Summary & Overview
HCPCS S0316: Disease Management Program Follow-Up/Reassessment
HCPCS Level II code S0316 covers follow-up and reassessment services provided as part of a disease management program. This code captures structured encounters intended to monitor clinical status, assess response to interventions, reinforce self-management, and identify needs for care-plan changes. Nationally, disease management follow-up codes matter for care coordination, quality measurement, and payer coverage decisions that affect access to longitudinal chronic disease support.

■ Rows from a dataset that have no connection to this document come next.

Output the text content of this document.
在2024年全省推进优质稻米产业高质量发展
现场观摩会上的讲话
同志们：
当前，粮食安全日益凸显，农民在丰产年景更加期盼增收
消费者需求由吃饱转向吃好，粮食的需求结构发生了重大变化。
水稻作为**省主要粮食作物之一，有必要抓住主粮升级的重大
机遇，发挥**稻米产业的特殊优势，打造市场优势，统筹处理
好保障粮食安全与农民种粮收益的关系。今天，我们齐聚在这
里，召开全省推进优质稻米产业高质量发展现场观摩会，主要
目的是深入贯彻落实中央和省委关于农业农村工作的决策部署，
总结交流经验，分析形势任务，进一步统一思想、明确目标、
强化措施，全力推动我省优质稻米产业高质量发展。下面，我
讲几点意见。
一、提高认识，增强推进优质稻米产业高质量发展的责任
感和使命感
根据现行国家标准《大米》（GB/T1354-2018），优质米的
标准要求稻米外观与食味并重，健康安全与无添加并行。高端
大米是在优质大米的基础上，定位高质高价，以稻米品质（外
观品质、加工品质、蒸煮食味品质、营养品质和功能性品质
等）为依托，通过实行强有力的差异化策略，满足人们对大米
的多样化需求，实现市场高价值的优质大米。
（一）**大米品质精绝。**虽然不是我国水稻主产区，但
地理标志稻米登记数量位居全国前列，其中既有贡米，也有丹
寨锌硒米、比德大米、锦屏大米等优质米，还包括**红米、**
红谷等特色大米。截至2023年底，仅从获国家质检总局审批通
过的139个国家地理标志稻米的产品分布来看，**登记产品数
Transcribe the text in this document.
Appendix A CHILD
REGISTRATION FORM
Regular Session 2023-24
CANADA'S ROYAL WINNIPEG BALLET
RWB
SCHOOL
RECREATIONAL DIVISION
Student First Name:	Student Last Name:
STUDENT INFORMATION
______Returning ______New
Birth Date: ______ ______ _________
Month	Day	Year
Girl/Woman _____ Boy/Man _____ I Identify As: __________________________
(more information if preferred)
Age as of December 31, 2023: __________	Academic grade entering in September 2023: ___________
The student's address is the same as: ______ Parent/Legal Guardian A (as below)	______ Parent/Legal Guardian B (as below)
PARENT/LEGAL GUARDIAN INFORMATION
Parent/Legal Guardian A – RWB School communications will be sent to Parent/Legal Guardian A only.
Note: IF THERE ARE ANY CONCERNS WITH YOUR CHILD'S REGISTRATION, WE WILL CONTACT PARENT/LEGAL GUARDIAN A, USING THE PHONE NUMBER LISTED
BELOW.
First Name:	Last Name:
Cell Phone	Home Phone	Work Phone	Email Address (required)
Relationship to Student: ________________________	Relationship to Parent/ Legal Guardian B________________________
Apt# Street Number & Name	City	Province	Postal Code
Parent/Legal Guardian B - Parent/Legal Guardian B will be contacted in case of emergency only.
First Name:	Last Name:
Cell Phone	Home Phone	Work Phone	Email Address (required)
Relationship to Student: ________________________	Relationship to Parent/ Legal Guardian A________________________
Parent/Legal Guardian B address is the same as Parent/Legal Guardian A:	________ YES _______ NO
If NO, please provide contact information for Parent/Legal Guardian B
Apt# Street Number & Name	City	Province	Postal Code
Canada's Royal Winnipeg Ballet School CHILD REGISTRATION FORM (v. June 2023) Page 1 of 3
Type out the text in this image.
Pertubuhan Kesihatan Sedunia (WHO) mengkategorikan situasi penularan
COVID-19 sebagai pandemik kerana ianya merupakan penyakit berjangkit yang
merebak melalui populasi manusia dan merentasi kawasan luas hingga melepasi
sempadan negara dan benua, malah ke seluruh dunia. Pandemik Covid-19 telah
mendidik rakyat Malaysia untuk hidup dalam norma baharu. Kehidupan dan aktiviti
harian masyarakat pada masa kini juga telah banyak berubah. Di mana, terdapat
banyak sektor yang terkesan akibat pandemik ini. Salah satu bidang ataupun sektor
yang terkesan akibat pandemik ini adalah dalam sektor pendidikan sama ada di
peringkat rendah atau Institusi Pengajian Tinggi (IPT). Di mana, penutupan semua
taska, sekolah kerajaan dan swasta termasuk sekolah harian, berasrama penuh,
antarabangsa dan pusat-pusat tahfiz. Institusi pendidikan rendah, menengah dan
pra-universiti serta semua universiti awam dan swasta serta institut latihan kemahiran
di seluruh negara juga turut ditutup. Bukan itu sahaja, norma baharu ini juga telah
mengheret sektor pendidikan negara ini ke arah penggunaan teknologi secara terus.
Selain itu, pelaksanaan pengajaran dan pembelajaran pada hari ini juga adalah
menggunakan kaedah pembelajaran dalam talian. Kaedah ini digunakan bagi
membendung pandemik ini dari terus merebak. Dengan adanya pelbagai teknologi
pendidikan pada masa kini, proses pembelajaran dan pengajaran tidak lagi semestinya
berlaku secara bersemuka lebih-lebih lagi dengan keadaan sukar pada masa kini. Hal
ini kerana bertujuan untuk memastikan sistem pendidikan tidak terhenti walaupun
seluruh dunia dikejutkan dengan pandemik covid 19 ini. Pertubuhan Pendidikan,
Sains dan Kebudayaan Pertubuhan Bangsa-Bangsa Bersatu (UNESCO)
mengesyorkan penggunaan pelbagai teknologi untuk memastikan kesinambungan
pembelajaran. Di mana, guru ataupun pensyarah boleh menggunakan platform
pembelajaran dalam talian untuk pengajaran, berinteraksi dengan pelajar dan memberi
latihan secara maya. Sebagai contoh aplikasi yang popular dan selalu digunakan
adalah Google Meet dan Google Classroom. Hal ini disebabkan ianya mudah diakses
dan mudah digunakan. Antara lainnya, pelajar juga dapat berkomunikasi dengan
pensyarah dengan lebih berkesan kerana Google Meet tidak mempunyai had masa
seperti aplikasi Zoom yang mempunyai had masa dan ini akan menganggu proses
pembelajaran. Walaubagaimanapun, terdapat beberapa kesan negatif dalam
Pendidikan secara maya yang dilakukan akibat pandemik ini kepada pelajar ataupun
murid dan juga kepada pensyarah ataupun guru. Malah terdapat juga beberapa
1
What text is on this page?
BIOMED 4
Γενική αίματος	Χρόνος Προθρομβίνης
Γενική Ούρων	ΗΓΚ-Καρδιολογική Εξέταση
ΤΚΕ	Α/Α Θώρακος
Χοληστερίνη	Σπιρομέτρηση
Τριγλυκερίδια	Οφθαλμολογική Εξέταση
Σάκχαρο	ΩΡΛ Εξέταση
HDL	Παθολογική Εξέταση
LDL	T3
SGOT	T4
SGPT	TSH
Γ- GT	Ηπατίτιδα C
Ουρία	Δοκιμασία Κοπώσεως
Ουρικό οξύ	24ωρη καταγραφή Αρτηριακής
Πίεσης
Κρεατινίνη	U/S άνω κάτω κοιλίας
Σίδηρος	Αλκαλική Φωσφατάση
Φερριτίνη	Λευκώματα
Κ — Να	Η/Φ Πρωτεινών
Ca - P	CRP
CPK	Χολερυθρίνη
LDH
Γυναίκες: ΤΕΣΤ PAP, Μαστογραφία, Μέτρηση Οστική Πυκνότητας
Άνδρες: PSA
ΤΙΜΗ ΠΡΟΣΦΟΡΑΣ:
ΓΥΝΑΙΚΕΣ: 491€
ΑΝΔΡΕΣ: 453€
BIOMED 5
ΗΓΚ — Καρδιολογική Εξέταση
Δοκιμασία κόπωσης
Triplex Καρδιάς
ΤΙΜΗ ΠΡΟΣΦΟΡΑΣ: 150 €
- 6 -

Key payers addressed in this overview include Aetna, Blue Cross Blue Shield, Cigna Health, UnitedHealthcare, and Medicare. Readers will find a concise explanation of what S0316 represents, typical service settings, and which payers commonly cover these services. The publication summarizes available benchmarks and utilization context, highlights relevant policy and coverage considerations that affect national reimbursement and access, and provides clinical context on how follow-up/reassessment services support chronic disease outcomes.
This summary is written for a national audience and focuses on the code’s purpose, payer coverage landscape, and the types of information users can expect to find in the full publication. Data not available in the input is indicated where necessary.
Billing Code Overview
HCPCS Level II code S0316 denotes a disease management program, follow-up/reassessment. The code represents services focused on ongoing monitoring and reassessment of patients enrolled in a disease management program to evaluate treatment progress, adherence, symptom control, and necessary adjustments to the care plan.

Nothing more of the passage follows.